Jones had met Savile a few times as a mid-teen, as his aunt had run Duncroft School for "intelligent but emotionally disturbed girls", which Savile visited. In 2010, Jones became aware of a critical memoir by a former pupil, which instigated his interest in Savile.

In 2014, Jones was the joint producer with Owen Phillips of the Panorama about the ex-News of the World undercover reporter Mazher Mahmood called “Fake Sheikh: Exposed” which starting from the case of Tulisa Contostavlos alleged that many of Mazher Mahmood's investigations had been dishonest.
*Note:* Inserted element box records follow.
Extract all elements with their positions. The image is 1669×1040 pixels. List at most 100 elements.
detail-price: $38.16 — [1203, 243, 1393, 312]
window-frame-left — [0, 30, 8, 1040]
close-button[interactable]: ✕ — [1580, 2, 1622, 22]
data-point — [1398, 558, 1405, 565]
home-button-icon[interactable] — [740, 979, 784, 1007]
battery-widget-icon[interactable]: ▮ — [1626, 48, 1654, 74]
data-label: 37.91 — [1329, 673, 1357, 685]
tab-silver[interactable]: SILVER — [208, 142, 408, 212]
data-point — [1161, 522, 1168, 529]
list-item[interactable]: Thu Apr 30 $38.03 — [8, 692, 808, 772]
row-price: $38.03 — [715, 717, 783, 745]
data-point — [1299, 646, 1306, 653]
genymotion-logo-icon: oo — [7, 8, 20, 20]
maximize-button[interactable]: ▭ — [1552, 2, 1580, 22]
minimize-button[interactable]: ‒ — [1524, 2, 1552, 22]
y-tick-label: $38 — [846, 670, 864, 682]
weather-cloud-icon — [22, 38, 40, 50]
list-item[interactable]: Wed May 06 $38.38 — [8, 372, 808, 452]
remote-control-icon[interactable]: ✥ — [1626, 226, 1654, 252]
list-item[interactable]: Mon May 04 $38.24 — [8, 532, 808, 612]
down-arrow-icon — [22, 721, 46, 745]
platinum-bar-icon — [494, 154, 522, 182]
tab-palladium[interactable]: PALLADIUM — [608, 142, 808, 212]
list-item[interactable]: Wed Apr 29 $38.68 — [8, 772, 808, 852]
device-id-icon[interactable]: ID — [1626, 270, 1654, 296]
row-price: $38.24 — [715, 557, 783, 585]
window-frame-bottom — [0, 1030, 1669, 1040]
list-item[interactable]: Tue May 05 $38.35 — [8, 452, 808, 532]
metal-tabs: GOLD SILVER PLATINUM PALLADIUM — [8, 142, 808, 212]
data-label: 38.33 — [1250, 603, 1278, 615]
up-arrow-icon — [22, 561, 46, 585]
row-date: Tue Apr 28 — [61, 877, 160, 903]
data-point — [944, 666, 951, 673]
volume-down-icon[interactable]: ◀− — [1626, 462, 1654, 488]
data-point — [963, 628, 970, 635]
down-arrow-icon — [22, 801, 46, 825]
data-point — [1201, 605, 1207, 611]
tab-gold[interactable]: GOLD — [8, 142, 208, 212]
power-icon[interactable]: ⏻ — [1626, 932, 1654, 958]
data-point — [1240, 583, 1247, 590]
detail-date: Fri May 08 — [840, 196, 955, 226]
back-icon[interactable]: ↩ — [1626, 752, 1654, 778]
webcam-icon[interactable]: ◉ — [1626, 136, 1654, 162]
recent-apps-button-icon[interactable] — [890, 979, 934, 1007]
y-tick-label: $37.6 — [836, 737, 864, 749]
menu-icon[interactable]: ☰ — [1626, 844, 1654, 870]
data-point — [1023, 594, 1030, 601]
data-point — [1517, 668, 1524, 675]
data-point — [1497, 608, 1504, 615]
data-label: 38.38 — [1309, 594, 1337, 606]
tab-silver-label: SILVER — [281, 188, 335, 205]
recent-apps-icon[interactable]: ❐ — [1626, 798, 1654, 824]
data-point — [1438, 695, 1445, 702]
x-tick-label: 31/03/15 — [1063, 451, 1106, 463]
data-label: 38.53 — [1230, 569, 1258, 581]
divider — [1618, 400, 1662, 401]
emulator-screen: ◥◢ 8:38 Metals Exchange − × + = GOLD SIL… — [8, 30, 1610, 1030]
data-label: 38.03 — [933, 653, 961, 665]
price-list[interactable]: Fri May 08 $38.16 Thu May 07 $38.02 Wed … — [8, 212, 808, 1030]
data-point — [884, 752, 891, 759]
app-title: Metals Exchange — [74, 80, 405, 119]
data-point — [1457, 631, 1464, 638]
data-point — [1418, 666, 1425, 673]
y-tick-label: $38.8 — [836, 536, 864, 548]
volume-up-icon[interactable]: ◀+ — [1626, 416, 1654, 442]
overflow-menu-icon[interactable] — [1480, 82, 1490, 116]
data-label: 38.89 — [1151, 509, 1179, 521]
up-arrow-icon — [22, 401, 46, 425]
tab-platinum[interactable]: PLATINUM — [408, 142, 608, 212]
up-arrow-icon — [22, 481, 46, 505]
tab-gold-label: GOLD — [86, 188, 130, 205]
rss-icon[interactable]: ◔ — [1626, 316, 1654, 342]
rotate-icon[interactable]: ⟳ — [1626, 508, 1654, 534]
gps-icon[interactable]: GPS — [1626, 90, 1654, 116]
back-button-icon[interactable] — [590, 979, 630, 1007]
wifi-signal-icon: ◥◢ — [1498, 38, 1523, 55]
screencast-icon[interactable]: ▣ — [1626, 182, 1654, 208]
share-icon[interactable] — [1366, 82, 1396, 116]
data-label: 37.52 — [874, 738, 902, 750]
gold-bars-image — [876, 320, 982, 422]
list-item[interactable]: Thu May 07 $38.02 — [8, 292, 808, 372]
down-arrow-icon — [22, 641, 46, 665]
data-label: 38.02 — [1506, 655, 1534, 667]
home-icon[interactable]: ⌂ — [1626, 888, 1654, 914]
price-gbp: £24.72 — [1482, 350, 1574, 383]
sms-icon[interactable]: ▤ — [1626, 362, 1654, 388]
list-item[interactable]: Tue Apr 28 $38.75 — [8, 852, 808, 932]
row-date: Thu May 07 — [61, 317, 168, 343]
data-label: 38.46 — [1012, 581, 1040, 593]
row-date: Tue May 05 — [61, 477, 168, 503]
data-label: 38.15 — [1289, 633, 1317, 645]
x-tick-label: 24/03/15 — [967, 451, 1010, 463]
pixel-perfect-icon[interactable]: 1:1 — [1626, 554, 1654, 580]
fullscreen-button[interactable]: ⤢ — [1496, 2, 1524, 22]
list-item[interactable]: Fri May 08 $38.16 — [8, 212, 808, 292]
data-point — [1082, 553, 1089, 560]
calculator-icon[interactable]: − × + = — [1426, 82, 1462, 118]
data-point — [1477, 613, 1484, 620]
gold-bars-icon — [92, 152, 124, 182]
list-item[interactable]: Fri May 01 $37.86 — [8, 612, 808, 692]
The broadcast was twice delayed and was finally transmitted on 12 November 2014. Following the programme the Crown Prosecution Service announced that they would reinvestigate 25 cases where people were convicted on Mahmood's evidence. Mazher Mahmood was convicted in October 2016 of conspiring to pervert the course of justice in the Tulisa Contostavlos case and sentenced to 15 months in prison.

In July 2016, Jones became investigations editor at the Bureau of Investigative Journalism. In 2021 he became editor of the Bureau.

==Awards==
- 2013: the London Press Awards Scoop of the Year prize for his part in the investigation into Jimmy Savile
- 2010: Daniel Pearl Award (International Consortium of Investigative Journalists) for his investigation of the dumping of Trafigura's toxic waste in Africa.